Friday, March 11, 2016

Close to Home: Happy Birthday Aunt Ada

From the family photograph collection of William and Hannah (Champlin) Broadfoot
Privately Held by Midge Frazel, 2016
Close to Home: Happy Birthday, Aunt Ada!

Isn't it interesting that I chose to write about my Aunt Ada first even though she was not the oldest child in her family?

Today is her birthday anniversary! Born at home, on 7 Vose St. in Westerly, on 11 March 1913,  Ada was first on my mind to write about because she is the mother of my cousins and she was so devoted to her family. "Family first" defined her life and when she passed away, she had two married children and four grandsons. 

Ada described herself to others as a "dyed-in-the-wool" Baptist and was a life long member of the Niantic Baptist Church in the village of Bradford, in Westerly, RI. She married George J. Curry on 27 May 1939 in the rectory of St. Leo's Roman Catholic Church in Pawtucket, RI. 

For a long time, that was all I knew of her until the day, I interviewed my father's siblings and using that research as a guide, a picture of Ada's story began to slowly emerge. 

My cousin tells me that our mutual grandfather insisted that his daughters quit school and go to work. The 1940 census tells me this is true as she is listed as having only 2 years of high school but the 1930 census lists her at 17 and not employed making it look like she was still in school.  

Stepping back, the 1935 Rhode Island state census shows the family living at 97 Bowling Lane and Ada is 12 years old.  With her little brothers being only 7 and 5 in that year (and the year of so many of the photos I inherited being taken in 1925), I can see that Ada was probably taking care of my father and his brother while my grandmother worked. 
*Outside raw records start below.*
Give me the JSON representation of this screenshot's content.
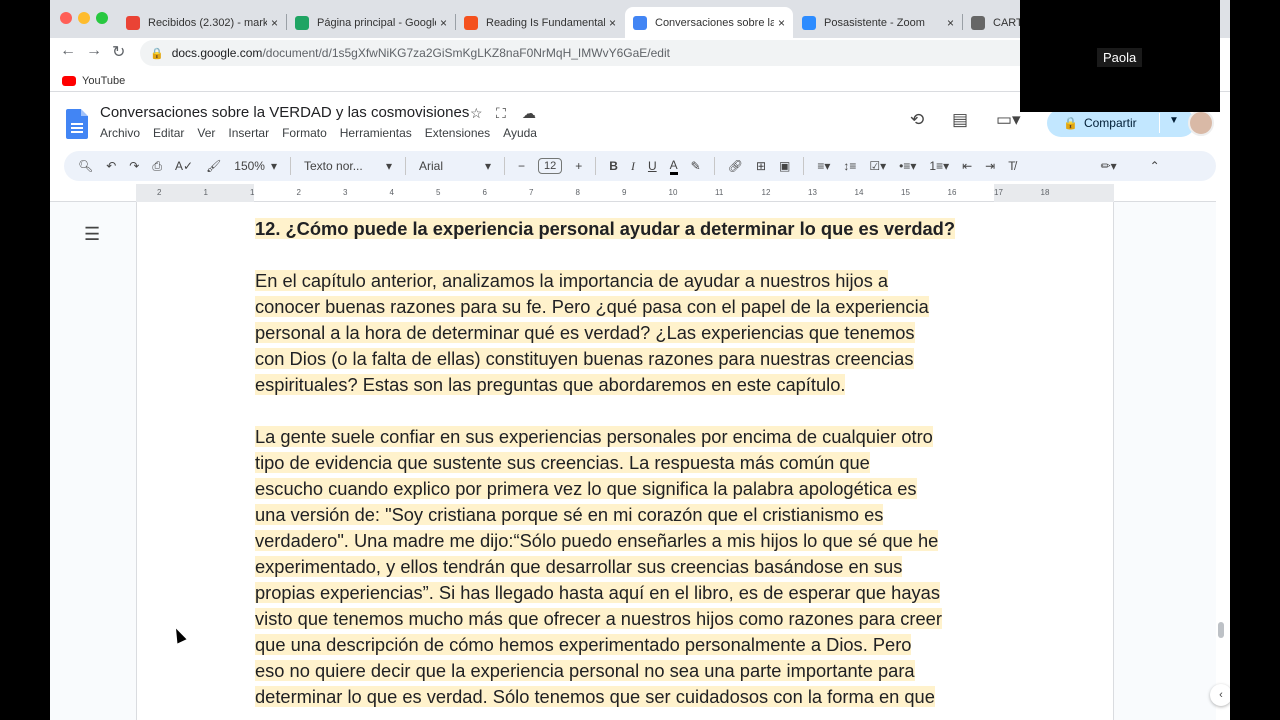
{
  "browser": {
    "tabs": [
      {
        "label": "Recibidos (2.302) - mark",
        "icon": "gmail-icon",
        "color": "#ea4335",
        "active": false
      },
      {
        "label": "Página principal - Google",
        "icon": "drive-icon",
        "color": "#1fa463",
        "active": false
      },
      {
        "label": "Reading Is Fundamental",
        "icon": "slides-icon",
        "color": "#f4511e",
        "active": false
      },
      {
        "label": "Conversaciones sobre la",
        "icon": "docs-icon",
        "color": "#4285f4",
        "active": true
      },
      {
        "label": "Posasistente - Zoom",
        "icon": "zoom-icon",
        "color": "#2d8cff",
        "active": false
      },
      {
        "label": "CARTA",
        "icon": "tool-icon",
        "color": "#666666",
        "active": false
      }
    ],
    "url_domain": "docs.google.com",
    "url_path": "/document/d/1s5gXfwNiKG7za2GiSmKgLKZ8naF0NrMqH_IMWvY6GaE/edit",
    "bookmark": "YouTube"
  },
  "docs": {
    "title": "Conversaciones sobre la VERDAD y las cosmovisiones",
    "menus": [
      "Archivo",
      "Editar",
      "Ver",
      "Insertar",
      "Formato",
      "Herramientas",
      "Extensiones",
      "Ayuda"
    ],
    "share_label": "Compartir",
    "toolbar": {
      "zoom": "150%",
      "style": "Texto nor...",
      "font": "Arial",
      "size": "12"
    },
    "ruler_marks": [
      "2",
      "1",
      "1",
      "2",
      "3",
      "4",
      "5",
      "6",
      "7",
      "8",
      "9",
      "10",
      "11",
      "12",
      "13",
      "14",
      "15",
      "16",
      "17",
      "18"
    ]
  },
  "content": {
    "heading": "12. ¿Cómo puede la experiencia personal ayudar a determinar lo que es verdad?",
    "para1_lines": [
      "En el capítulo anterior, analizamos la importancia de ayudar a nuestros hijos a",
      "conocer buenas razones para su fe. Pero ¿qué pasa con el papel de la experiencia",
      "personal a la hora de determinar qué es verdad? ¿Las experiencias que tenemos",
      "con Dios (o la falta de ellas) constituyen buenas razones para nuestras creencias",
      "espirituales? Estas son las preguntas que abordaremos en este capítulo."
    ],
    "para2_lines": [
      "La gente suele confiar en sus experiencias personales por encima de cualquier otro",
      "tipo de evidencia que sustente sus creencias. La respuesta más común que",
      "escucho cuando explico por primera vez lo que significa la palabra apologética es",
      "una versión de: \"Soy cristiana porque sé en mi corazón que el cristianismo es",
      "verdadero\". Una madre me dijo:“Sólo puedo enseñarles a mis hijos lo que sé que he",
      "experimentado, y ellos tendrán que desarrollar sus creencias basándose en sus",
      "propias experiencias”. Si has llegado hasta aquí en el libro, es de esperar que hayas",
      "visto que tenemos mucho más que ofrecer a nuestros hijos como razones para creer",
      "que una descripción de cómo hemos experimentado personalmente a Dios. Pero",
      "eso no quiere decir que la experiencia personal no sea una parte importante para",
      "determinar lo que es verdad. Sólo tenemos que ser cuidadosos con la forma en que"
    ]
  },
  "zoom_overlay": {
    "name": "Paola"
  }
}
Tom Broadfoot, my grandfather, left working at the quarry and went to work for Bradford Dye and they moved to a mill house and he walked to work with many of the other men in the neighborhood. The house was owned by the mill and only those who worked at Bradford Dye were qualifed to live in what we now call a duplex style house.

Life was hard and my grandfather loved his drink. My grandmother had worked as a domestic in Scotland and so she turned to that kind of work, taking in laundry and being a maid in one of the big hotels in Westerly. 

When Ada married in 1939, both of her parents were dead and her husband moved into the house on Bowling Lane. 

That is where this photo of Ada was taken, outside, on the Lane. Happy Birthday, Aunt Ada.